The challenges of building AI in Africa
As machine learning and AI play ever larger roles in our lives, what foundations are being laid in Africa?
Vukosi Marivate, the Absa data science chair at the University of Pretoria, is well-placed to answer to this question, and has been instrumental in setting up a number of initiatives. One of these is the Deep Learning Indaba, of which he was a co-founder, and it is now the largest AI/ML workshop on the continent. Another is the Masakhane natural language processing project, which aims to strengthen research in African languages.
But as he told the audience at ITWeb Business Intelligence Summit in Sandton this week, there is a dearth of R&D funds, resources and data for AI and ML on the continent.
By way of an example he quoted recent figures from Wikipedia, which showed that there were over six million English entries, and around 90 000 in Afrikaans. In sharp contrast, there were 8 000 entries in Sepedi. Tshivenda is even less represented, with 367 entries, and there are none at all for Ndebele, which he said was the tongue of wife.
“When you think about machine learning and AI, you need data. You’re not going to have an Ndebele Google Assistant at the moment. That data doesn’t exist. The knowledge graphs for all these (AI) systems use Wikipedia itself or Wikidata or a combination of the two.”
“Language captures indigenous knowledge, and then culture. We have colonial legacies in terms of the ways that languages have developed.”
Data colonialism
It’s also important to not just import the technology into a country.

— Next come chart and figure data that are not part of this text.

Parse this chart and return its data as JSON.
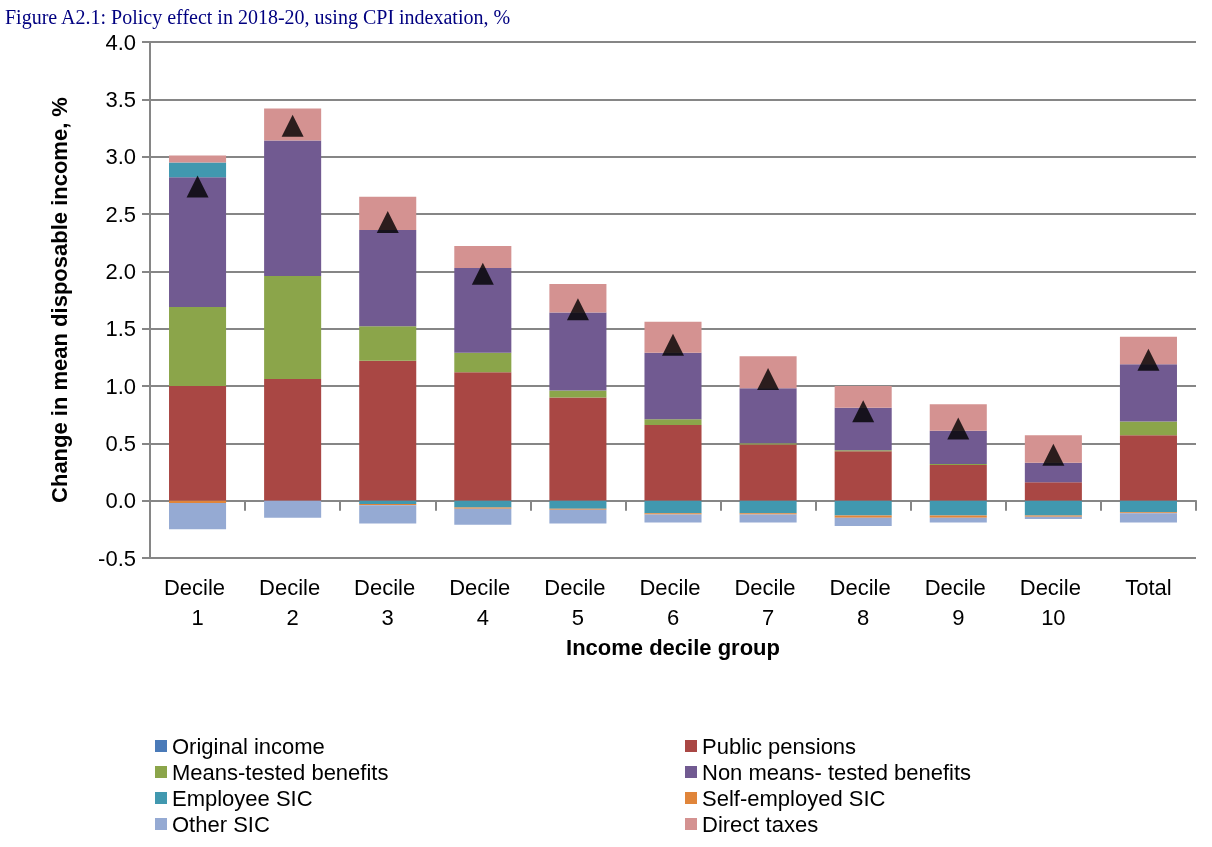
{
  "chart_data": {
    "type": "bar",
    "title": "Figure A2.1: Policy effect in 2018-20, using CPI indexation, %",
    "xlabel": "Income decile group",
    "ylabel": "Change in mean disposable income, %",
    "categories": [
      "Decile 1",
      "Decile 2",
      "Decile 3",
      "Decile 4",
      "Decile 5",
      "Decile 6",
      "Decile 7",
      "Decile 8",
      "Decile 9",
      "Decile 10",
      "Total"
    ],
    "stacked": true,
    "grid": "y",
    "legend": "bottom",
    "ylim": [
      -0.5,
      4.0
    ],
    "yticks": [
      {
        "value": -0.5,
        "label": "-0.5"
      },
      {
        "value": 0,
        "label": "0.0"
      },
      {
        "value": 0.5,
        "label": "0.5"
      },
      {
        "value": 1,
        "label": "1.0"
      },
      {
        "value": 1.5,
        "label": "1.5"
      },
      {
        "value": 2,
        "label": "2.0"
      },
      {
        "value": 2.5,
        "label": "2.5"
      },
      {
        "value": 3,
        "label": "3.0"
      },
      {
        "value": 3.5,
        "label": "3.5"
      },
      {
        "value": 4,
        "label": "4.0"
      }
    ],
    "series": [
      {
        "name": "Original income",
        "color": "#4a7ab8",
        "values": [
          0,
          0,
          0,
          0,
          0,
          0,
          0,
          0,
          0,
          0,
          0
        ]
      },
      {
        "name": "Public pensions",
        "color": "#a94744",
        "values": [
          1.0,
          1.06,
          1.22,
          1.12,
          0.9,
          0.66,
          0.49,
          0.43,
          0.31,
          0.16,
          0.57
        ]
      },
      {
        "name": "Means-tested benefits",
        "color": "#8ba54a",
        "values": [
          0.69,
          0.9,
          0.3,
          0.17,
          0.06,
          0.05,
          0.01,
          0.01,
          0.01,
          0,
          0.12
        ]
      },
      {
        "name": "Non means- tested benefits",
        "color": "#715a91",
        "values": [
          1.13,
          1.18,
          0.84,
          0.74,
          0.68,
          0.58,
          0.48,
          0.37,
          0.29,
          0.17,
          0.5
        ]
      },
      {
        "name": "Employee SIC",
        "color": "#4198af",
        "values": [
          0.13,
          0,
          -0.03,
          -0.06,
          -0.07,
          -0.11,
          -0.11,
          -0.13,
          -0.13,
          -0.13,
          -0.1
        ]
      },
      {
        "name": "Self-employed SIC",
        "color": "#e0853a",
        "values": [
          -0.02,
          0,
          -0.01,
          -0.01,
          -0.01,
          -0.01,
          -0.01,
          -0.02,
          -0.02,
          -0.01,
          -0.01
        ]
      },
      {
        "name": "Other SIC",
        "color": "#95aad3",
        "values": [
          -0.23,
          -0.15,
          -0.16,
          -0.14,
          -0.12,
          -0.07,
          -0.07,
          -0.07,
          -0.04,
          -0.02,
          -0.08
        ]
      },
      {
        "name": "Direct taxes",
        "color": "#d49291",
        "values": [
          0.06,
          0.28,
          0.29,
          0.19,
          0.25,
          0.27,
          0.28,
          0.19,
          0.23,
          0.24,
          0.24
        ]
      },
      {
        "type": "scatter",
        "marker": "triangle",
        "color": "#000000",
        "x": [
          "Decile 1",
          "Decile 2",
          "Decile 3",
          "Decile 4",
          "Decile 5",
          "Decile 6",
          "Decile 7",
          "Decile 8",
          "Decile 9",
          "Decile 10",
          "Total"
        ],
        "values": [
          2.74,
          3.27,
          2.43,
          1.98,
          1.67,
          1.36,
          1.06,
          0.78,
          0.63,
          0.4,
          1.23
        ]
      }
    ]
  }
}
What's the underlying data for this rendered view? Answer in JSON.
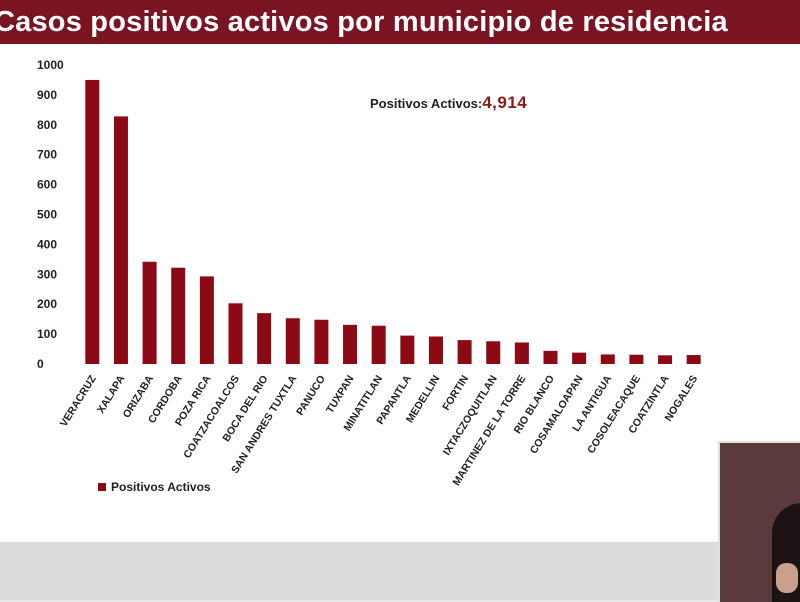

“If you’re just buying the technology you’re not building the skills. It’s becoming a tool of control and exploitation. If you just become a source of data, then you’re not controlling it. People are just extracting (data) and not really giving back,” he said, adding that in the AI community there were now more discussions around data colonialism.
He said that generally, government policy trailed development of technologies. In South Africa, for instance, it was not clear where the responsibility lies in the deployment of facial recognition.
“The people building this live in cities like San Francisco where these technologies are banned. The engineers and research scientists who are building these models live in a city that doesn’t allow these models. They’re protected, but their clients aren’t.”
Marivate is concerned with building machine learning and data science communities, and it’s here that he has been very effective.
He remembered holding the inaugural Deep Learning Indaba in Johannesburg in 2017, and hundreds of young people applied. In 2019, the Masakhane project followed, which in turn saw other initiatives take root around the continent.
“Communities can take these technologies and shape them and build them for themselves. We’re doing research on African languages, for Africans, by Africans.”